The study of exoplanets has exploded in the past three decades. Since the discovery of the first exoplanet in 1992, scientists have confirmed the existence of more than 5,000 more. Planets have turned out to be much more abundant than scientists thought, and it is believed that every star is orbited by at least one planet. As technology advances, so does our ability to study worlds beyond our own solar system. For the first time in history, telescopes may even be advanced enough to detect biosignatures on other planets. Biosignatures are forms of evidence suggesting the existence of life on a planet, which are generally believed to exist in the form of atmospheric composition. For example, the presence of large amounts of oxygen or methane may indicate that biological processes are taking place. Recently, however, scientists have proposed a new biosignature Infrared radiation be reflected plants.
Plants and light
Plants are one of the most abundant life forms on Earth Soil. About 32% of the earth’s surface is covered with plants and plants make up 80% of the total biomass on earth. Plants are so abundant that most Earth biosignatures are a direct result of plants and how they have changed the chemistry of our world. Plants are responsible for most of the earth oxygen through the process of photosynthesis, in which plants use sunlight and water to produce energy, releasing oxygen as a by-product. While photosynthesis absorbs sunlight, it also reflects some of it. Plants largely absorb the light in the visible part of the electromagnetic spectrum while reflecting infrared light. By reflecting infrared light, plants can prevent overheating. This phenomenon is called the Vegetation Red Edge (VRE), and some scientists believe it could be used in detecting plants on alien worlds.
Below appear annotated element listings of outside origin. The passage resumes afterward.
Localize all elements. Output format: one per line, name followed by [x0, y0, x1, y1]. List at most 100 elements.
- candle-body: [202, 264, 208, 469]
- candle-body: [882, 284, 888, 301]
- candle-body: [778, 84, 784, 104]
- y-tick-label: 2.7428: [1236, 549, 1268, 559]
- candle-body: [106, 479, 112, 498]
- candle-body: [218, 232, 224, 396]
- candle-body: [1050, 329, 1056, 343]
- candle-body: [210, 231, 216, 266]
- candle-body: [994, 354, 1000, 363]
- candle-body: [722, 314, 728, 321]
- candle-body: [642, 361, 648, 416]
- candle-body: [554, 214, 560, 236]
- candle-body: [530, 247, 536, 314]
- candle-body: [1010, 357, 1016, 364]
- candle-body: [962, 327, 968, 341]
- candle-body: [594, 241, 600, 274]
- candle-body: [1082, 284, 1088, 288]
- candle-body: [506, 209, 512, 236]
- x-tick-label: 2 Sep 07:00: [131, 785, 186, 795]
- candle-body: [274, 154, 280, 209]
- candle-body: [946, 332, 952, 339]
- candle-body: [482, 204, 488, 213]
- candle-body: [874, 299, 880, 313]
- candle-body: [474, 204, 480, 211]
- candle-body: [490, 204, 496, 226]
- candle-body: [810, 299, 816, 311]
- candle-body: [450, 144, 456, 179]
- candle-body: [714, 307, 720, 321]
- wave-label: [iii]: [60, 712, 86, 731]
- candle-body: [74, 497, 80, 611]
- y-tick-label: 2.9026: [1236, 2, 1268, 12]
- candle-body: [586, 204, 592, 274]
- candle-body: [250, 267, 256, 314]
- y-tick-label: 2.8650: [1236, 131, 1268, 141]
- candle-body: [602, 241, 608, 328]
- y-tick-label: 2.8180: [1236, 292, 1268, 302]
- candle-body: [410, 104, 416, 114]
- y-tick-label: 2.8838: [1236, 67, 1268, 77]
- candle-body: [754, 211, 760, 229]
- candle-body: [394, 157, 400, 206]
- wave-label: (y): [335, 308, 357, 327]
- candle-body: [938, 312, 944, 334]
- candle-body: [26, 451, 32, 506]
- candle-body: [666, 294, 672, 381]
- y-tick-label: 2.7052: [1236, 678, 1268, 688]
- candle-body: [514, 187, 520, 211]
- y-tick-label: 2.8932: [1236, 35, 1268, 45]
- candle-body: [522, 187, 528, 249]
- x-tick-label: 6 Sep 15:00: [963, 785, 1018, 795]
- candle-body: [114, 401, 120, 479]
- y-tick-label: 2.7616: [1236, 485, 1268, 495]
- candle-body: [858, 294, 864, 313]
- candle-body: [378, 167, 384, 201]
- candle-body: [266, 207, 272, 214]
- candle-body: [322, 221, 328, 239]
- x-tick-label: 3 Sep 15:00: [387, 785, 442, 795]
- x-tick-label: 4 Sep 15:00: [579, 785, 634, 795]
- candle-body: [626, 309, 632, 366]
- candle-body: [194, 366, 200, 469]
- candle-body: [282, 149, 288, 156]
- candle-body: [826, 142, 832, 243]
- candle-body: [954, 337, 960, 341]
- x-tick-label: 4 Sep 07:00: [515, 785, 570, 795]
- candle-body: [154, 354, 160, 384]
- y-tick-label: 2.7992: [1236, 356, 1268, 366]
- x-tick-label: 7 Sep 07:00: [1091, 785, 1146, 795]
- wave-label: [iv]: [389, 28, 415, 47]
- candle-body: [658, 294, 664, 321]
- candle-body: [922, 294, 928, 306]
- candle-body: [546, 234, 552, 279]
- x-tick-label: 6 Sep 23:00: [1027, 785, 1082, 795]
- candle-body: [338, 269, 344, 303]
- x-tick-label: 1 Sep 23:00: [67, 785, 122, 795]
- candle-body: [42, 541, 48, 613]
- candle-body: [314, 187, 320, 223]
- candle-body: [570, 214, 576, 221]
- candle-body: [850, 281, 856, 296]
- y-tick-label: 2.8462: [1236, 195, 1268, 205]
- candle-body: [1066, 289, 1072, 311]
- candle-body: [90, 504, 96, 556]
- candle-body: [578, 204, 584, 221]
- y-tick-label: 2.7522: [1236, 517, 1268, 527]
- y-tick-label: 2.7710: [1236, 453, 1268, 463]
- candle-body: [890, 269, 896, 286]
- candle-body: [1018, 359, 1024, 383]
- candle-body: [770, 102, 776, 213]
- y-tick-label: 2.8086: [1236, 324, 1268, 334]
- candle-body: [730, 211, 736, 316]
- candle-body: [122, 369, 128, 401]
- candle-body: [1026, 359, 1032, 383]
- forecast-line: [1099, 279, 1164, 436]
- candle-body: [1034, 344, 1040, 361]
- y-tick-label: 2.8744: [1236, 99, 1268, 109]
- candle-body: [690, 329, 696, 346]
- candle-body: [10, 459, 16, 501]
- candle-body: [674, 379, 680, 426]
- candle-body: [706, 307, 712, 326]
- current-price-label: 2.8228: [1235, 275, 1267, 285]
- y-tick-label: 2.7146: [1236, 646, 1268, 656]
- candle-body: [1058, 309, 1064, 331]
Comparing Earthshine to other worlds
While the idea of observing infrared light reflected from other worlds sounds simple, it’s a bit more complicated than that. First, it can be difficult to determine whether the infrared radiation is actually being reflected by plants or whether there is some other process involved. To get an idea of what a plant-filled planet would look like, scientists analyzed the light reflected by our world, the earth. The Earth itself does not emit much of its own light, but rather reflects the Earth’s light Sun into space. This light is called Earthshine, and scientists often examine the light reflected from our world to study our planet’s biosignatures. One way to do this is to study the light reflected from the Moon because of earthquake. By analyzing Earthshine reflected from the moon, scientists can analyze the chemical composition of us atmosphere, as well as what percentage of earthshine is the result of plants reflecting infrared radiation. Data suggests that the overall change in Earthshine due to plant life is about 2%, which may not seem like much, but it’s large enough that if other planets have similar amounts of plant life, it could be detectable. While comparisons between Earth and exoplanets use a host of assumptions, they can still be a useful tool in predicting what extraterrestrial biosignatures might look like. Then scientists compared Earthshine to some known exoplanets to predict what their VRE would look like, assuming that plant life on those worlds behaves like vegetation on Earth and exists in similar abundances. The resulting data can be used to search for plants on other worlds.
An age-old question
For as long as humans have known that the stars are other suns, we’ve wondered if we’re alone in this vast universe. As technology advances and telescopes become more powerful, humanity will likely have the means to detect life on other planets in the not-too-distant future. Telescopes like James Webb are already revolutionizing our understanding of exoplanets, and future telescopes will be designed with the ability to study exoplanet atmospheres in such detail that biosignatures are likely to be detected. The answer to the question of whether we are alone in the universe could very well be within reach.